Okay, maybe the most crucial missing element in US media coverage of climate change is an actual understanding of the dire nature of the issue or maybe the still unjustifiable “balance” whereby the other “side” is treated as serious sources, rather than as long-wrong disinformers or maybe how they are blowing the economics issue (see Must-read (again) study: How the press bungles its coverage of climate economics “” “The media’s decision to play the stenographer role helped opponents of climate action stifle progress” and countless examples here). Still, Donald A. Brown, Associate Professor of Environmental Ethics, Science, and Law at Penn State University has a case to make — and his excellent blog ClimateEthics (a Time magazine Top 15 pick) is the source of this guest post.
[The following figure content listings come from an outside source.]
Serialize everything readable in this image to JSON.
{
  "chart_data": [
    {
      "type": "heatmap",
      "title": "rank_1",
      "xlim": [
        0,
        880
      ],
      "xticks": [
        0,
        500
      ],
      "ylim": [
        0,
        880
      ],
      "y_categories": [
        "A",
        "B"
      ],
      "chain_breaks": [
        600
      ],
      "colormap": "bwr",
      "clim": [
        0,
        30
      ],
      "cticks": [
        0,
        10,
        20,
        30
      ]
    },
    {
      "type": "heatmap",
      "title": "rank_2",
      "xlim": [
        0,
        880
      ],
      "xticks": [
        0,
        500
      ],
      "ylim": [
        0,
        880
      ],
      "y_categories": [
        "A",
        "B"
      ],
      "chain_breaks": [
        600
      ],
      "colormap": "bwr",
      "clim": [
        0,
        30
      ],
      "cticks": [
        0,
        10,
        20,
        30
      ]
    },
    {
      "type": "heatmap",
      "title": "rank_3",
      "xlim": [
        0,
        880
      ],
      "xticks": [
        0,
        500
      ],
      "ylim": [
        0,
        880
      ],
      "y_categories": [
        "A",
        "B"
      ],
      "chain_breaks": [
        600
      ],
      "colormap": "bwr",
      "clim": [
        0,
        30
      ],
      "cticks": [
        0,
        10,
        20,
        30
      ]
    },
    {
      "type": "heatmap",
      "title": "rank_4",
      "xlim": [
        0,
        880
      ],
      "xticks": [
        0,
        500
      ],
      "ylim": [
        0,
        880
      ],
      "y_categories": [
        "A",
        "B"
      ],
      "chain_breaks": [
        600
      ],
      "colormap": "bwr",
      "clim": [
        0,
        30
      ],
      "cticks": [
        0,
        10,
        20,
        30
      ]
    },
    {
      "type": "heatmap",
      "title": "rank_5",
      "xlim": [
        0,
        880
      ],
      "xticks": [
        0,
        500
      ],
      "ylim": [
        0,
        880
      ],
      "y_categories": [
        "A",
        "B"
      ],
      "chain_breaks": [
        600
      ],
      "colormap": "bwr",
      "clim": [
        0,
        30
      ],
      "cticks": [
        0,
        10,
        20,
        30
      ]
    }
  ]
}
I. Introduction: Scottish Versus The US Climate Change Debate
In March, the U.S. State Department asked me to speak to the Scottish Parliament about climate-change policies as they were debating a new climate-change law.
Before I spoke, a Scottish Parliamentarian made an argument that I have never heard any US politician make. The topic of this speech is also curiously largely absent in US media climate change coverage. The Parliamentarian argued that Scotland should adopt this tough new legislation even though it might be expensive because the Scotts had an obligation to the rest of the world to do so. In other words, those countries most responsible for causing climate change have ethical duties to reduce their emissions even if it costs are significant. That is, high-emitting developed countries like the United States must reduce their greenhouse gas emissions as a matter of justice.
In late June, Scotland passed the landmark climate change law that was being debated during my March visit, a law that requires a 42% cut in greenhouse gas emissions by 2020, rising to 80% by 2050. (BBC, 2009) On the day the law passed, Scottish Finance Secretary John Swinney told the Parliamentarians that passing the world-leading legislation was justified because the climate change affects all the people on of our planet and the Scots had a duty to make the commitments in the law. (TWFY 2009)
The US Congress is striving to pass legislation that would for the first time create binding greenhouse gas emissions reductions 12 years after most of the rest of the developed world bound themselves to reduce emissions in the Kyoto Protocol. Yet, there is not the faintest murmur in the US climate-change debate or in the media’s coverage of the unfolding US legislative fight about duties and responsibilities that the United States has to the rest of the world to reduce the threat of climate change. This is so even though the legislation that has passed the House would require 17% reductions by 2020, a commitment that is only 40% of the Scottish requirement.